As if guided by sure knowledge, Gord pressed the blunt end of the strange piece of metal to the adamantite slab that sealed the way before them. The Theorpart ran, appearing as if it were molten and alive. Part formed a handle, and from the plate of it ran bands that merged where hinge bolts would be. The whole transition took but a minute. As the last of the relic transformed into the means of opening the adamantite portal, there was now the familiar tinkling of metal upon stone. "Another ring," Gellor said, pointing.

Leda picked it up, a circle of the azure that was pure adamantite. "Look, Gord. Somehow the stuff has been wrought to allow the setting of a great sapphire!"

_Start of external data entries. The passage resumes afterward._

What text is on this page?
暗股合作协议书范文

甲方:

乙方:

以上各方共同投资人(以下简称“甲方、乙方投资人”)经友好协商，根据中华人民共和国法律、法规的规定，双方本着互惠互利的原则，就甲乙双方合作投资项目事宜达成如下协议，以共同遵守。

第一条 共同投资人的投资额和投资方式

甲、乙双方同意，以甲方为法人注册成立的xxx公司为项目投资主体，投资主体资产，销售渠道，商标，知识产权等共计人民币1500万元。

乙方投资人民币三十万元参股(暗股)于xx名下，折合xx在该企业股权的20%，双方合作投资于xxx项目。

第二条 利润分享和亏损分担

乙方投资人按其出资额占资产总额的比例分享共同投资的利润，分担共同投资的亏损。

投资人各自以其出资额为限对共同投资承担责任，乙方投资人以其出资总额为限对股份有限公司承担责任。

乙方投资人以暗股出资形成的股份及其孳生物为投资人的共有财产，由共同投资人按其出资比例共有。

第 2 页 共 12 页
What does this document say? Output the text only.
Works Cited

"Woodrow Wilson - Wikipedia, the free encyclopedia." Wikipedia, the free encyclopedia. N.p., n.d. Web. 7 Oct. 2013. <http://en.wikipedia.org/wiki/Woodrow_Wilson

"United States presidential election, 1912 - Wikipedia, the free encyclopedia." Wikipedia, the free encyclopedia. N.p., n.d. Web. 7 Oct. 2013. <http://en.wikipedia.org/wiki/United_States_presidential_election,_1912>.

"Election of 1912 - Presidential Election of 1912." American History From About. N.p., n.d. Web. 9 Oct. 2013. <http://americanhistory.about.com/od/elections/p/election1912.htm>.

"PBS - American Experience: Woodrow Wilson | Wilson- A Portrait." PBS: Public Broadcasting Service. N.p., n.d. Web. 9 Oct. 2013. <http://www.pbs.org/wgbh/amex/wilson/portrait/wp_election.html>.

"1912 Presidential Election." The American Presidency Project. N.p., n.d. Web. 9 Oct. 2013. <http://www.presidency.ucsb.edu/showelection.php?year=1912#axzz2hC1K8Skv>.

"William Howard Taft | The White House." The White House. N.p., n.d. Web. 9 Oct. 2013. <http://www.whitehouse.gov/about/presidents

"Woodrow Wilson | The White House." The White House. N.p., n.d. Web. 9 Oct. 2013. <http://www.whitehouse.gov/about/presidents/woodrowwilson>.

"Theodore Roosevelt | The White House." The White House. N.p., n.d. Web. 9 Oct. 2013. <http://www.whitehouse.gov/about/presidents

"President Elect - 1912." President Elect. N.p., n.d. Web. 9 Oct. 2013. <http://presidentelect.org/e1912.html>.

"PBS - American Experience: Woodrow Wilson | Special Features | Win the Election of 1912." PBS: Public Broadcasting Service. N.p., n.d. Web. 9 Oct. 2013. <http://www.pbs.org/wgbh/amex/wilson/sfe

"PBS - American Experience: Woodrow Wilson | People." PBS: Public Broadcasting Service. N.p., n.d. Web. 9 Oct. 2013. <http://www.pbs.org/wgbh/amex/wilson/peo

"Each now has a ring — you must don that one, Gord."

"Gellor is right, love," Leda urged as the young man seemed to hesitate. "These bands offer us some protection, I think"

"Very well," Gord agreed, and took a moment to put the ring on his left forefinger. It fitted perfectly there. "Now I must don my sword again too," he said to Leda. "Slip the poniard from the belt and keep it for a weapon, for I have no need of it, and you are weaponless — at least as far as such arms are concerned."